Cela fait bientôt six mois que cette mesure a été mise en place par le président de la République. Et jusque-là, les chiffres ne montrent aucun bilan positif. Les tueries de civils se sont poursuivies au même rythme qu’avant l’état de siège. En réalité, les effets de cette mesure n’ont pas été ceux qui étaient attendus. Pourquoi?
Des militaires et policiers ont pris possession des administrations civiles dans les provinces, territoires, et villes du Nord-Kivu et de l’Ituri. Ils ont été largement accaparés par cette charge
et très peu de moyens supplémentaires leur ont été fournis. Conséquence paradoxale: l’activité de l’armée congolaise sur le terrain a en réalité diminué depuis l’instauration de l’état de siège.
Sur le terrain, l’opinion semble de plus en plus sceptique. Lors du dernier sondage du Groupe d’étude sur le Congo et de la Fondation Berci, réalisée en septembre, 66 % des personnes interrogées dans les provinces du Kivu et de l’Ituri estimaient que la situation sécuritaire s’était dégradée depuis l’investiture du gouvernement actuel, au mois d’avril.
Malgré cela, le président Tshisekedi ne montre aucun signe de remettre en cause sa décision.
Lors de l’Assemblée générale de l’ONU, à New-York, le 21 septembre, il a même dit qu’il la lèverait lorsque «les circonstances qui l’ont motivé disparaîtront». Ce discours pourrait inscrire le pays dans un piège: celui d’une mesure inefficace, mais malgré tout maintenue indéfiniment.
Alors, pourquoi le président Félix Tshisekedi tient-il tant à cette mesure? Pourquoi va-t-il continuer à prolonger cette mesure?  Il y a d’abord une question de crédit politique: revenir en arrière, alors que les tueries se poursuivent manifestement, serait un aveu d’échec difficile à assumer devant l’opinion publique. Ensuite, de manière plus pernicieuse, les militaires qui ont obtenu, grâce à cette mesure, des postes et l’accès à des ressources, n’ont pas d’intérêt personnel à ce qu’elle prenne fin. On peut imaginer qu’ils ne fassent remonter que les informations qui les arrangent, dissimulent leurs pertes, pourtant nombreuses, et communiquent constamment sur des progrès, sans jamais atteindre une paix véritable.
Une manière de sortir de ce cycle inquiétant serait que le Parlement joue pleinement son rôle de contrôle de l’exécutif, évalue objectivement cette mesure et, s’il l’estime nécessaire, s’oppose à sa reconduction ou la conditionne à des réformes. Le rapport de la Commission défense et sécurité pourrait être une étape importante, s’il permettait l’ouverture d’un débat démocratique sur l’état de siège.[4]

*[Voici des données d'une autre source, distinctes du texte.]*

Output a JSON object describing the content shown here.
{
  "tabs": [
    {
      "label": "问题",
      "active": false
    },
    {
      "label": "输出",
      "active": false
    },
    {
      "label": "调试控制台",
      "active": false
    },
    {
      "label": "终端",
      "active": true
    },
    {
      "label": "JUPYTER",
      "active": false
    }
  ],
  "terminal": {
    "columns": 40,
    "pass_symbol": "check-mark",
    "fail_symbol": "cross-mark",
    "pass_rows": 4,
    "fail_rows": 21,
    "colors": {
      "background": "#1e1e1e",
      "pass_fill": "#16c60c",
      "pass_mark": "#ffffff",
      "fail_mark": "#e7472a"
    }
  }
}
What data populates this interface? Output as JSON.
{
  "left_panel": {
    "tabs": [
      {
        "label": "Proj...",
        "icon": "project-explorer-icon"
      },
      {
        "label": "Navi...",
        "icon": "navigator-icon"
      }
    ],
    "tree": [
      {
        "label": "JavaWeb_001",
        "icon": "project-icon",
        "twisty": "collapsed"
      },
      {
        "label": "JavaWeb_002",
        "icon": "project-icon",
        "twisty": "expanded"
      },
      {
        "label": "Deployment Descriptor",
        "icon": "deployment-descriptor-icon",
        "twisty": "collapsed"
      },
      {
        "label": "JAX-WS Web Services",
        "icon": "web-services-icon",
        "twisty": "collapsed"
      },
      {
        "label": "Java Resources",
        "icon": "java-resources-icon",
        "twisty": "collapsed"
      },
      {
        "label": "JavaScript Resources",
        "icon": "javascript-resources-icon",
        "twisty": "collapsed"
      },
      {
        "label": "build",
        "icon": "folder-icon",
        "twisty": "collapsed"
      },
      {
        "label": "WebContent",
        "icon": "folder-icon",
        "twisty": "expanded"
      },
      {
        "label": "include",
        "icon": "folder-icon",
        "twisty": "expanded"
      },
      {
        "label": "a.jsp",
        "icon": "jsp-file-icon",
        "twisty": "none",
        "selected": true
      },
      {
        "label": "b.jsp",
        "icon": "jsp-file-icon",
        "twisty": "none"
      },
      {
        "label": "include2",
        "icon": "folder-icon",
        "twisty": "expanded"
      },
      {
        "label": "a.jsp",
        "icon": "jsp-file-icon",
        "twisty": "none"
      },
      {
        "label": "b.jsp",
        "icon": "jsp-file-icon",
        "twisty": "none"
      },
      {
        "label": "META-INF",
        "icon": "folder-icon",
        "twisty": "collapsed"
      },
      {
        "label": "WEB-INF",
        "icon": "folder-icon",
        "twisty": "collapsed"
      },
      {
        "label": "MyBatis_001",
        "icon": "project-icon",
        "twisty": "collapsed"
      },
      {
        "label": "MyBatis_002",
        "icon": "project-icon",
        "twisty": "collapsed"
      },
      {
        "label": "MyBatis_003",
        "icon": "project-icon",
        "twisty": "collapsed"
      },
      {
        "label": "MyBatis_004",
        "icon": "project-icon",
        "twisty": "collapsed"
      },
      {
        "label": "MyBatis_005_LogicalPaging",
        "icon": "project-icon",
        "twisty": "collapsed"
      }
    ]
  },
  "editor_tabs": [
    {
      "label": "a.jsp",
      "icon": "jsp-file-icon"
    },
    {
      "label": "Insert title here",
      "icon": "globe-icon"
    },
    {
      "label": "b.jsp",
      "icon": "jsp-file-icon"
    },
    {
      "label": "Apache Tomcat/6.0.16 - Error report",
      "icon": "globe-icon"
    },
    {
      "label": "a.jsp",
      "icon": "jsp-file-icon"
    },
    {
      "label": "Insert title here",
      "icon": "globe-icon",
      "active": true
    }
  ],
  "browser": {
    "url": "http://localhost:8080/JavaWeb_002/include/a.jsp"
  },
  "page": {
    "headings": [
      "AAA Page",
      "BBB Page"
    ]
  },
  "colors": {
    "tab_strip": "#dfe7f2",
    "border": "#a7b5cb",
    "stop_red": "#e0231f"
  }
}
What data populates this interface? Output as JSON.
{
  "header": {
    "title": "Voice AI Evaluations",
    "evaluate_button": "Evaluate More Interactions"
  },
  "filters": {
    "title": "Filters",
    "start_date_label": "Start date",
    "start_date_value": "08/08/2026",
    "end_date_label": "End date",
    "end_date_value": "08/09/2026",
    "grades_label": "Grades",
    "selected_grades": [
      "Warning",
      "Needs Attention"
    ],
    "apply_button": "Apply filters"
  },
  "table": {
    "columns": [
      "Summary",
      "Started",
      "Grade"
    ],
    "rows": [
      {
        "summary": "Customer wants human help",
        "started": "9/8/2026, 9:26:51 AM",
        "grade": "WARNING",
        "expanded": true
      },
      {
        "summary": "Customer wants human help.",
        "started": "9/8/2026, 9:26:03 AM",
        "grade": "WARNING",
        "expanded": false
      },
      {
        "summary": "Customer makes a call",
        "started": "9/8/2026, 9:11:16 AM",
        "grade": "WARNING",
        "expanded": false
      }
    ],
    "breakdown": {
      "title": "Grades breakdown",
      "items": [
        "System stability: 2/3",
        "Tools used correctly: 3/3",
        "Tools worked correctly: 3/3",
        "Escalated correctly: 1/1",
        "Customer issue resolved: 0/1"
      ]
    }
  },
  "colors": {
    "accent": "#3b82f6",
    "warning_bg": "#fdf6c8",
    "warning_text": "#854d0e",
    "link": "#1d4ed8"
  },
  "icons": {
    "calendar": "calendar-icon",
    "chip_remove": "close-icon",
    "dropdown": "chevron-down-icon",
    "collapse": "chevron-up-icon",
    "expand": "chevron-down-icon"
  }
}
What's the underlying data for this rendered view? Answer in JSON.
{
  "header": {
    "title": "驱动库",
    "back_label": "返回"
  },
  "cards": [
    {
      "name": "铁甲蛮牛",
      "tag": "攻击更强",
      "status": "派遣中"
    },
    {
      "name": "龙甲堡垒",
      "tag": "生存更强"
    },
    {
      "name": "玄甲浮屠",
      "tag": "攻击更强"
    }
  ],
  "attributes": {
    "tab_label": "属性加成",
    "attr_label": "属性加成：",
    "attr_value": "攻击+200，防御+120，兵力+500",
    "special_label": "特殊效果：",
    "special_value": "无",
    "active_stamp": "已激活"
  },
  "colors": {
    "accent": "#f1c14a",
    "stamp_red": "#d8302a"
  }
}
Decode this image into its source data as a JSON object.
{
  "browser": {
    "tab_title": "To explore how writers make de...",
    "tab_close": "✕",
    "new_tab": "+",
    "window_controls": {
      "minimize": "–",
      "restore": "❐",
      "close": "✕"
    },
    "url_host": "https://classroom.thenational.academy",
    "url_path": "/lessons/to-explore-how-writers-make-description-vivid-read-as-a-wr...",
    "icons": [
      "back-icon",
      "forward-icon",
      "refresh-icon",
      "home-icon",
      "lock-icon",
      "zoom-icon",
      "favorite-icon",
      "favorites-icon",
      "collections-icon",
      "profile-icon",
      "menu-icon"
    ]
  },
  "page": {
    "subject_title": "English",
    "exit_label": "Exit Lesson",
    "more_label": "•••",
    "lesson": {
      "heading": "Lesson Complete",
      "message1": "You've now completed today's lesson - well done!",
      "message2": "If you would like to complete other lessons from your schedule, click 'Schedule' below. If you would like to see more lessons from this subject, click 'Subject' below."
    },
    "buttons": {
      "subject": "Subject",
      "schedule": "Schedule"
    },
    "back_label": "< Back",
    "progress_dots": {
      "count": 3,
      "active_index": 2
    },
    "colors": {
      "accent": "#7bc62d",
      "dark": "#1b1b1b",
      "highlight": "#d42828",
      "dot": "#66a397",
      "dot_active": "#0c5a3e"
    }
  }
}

Le 1er novembre, dans son rapport mensuel, le Baromètre Sécuritaire du Kivu (Kivu Security Tracker / KST) a affirmé que cinq mois d’état de siège en Ituri et au Nord Kivu, n’ont pas produit « d’effets positifs visibles » et relève une « nette » augmentation des violences en septembre, après une « baisse notable » en août. En septembre, dans ces régions, le KST a enregistré 198 meurtres, en hausse de 19% sur le mois précédent.
Faisant le bilan du 3e trimestre, le KST considère que « la comparaison avec le trimestre précédent ne permet pas de conclure à une efficacité de l’état de siège instauré en Ituri et dans le Nord-Kivu ». « Le nombre de civils tués y est resté remarquablement stable (546 au 3e trimestre, contre 566 au 2e), de même que le nombre d’enlèvements (280 contre 273) ».
Le Kivu Security Tracker (KST) est une initiative conjointe du Groupe d’étude sur le Congo (GEC), rattaché à l’Université de New York, et de l’ONG américaine Human Rigths Watch (HRW).[5]

Le 2 novembre, dans un communiqué, les chauffeurs exerçant sur la route Butembo-Beni-Kisangani-Bunia ont déclaré que, sous le régime de l’état de siège, mille quatre cent cinquante-neuf (1.459) civils ont été tués, trois cent cinquante-sept (357) civils sont portés disparus, quarante-cinq (45) véhicules incendiés et quatre cent vingt (420) maisons incendiées.
Pour ces chauffeurs, il s’observe une augmentation exagérée de tracasseries policières et militaires sur le tronçon Beni-Butembo-Bunia-Kisangani avec la multiplicité des barrières, où diverses sommes d’argents sont demandées aux conducteurs. Ils évoquent les barrières de la police de circulation routière à Eringeti, Luna, Irumu, Marabo et Komanda, où toutes les voitures payent 10.000 francs congolais (5USD) par passage, sans aucune quittance. A cela s’ajoute le frais du Fonds National d’Entretien Routier (FONER) à Luna, qui s’élève à 46000 francs (23 USD).
Selon les mêmes sources, d’autres frais appelés « rapports » des policiers et militaires s’y ajoutent; sans oublier les « frais de l’état de siège », qui s’élève à 5.000 francs (2.5 USD) perçus à Oicha, Mavivi et Eringeti-Kasana et 10$ de convoi « dont l’activité est dictatoriale et irrégulière ».[6]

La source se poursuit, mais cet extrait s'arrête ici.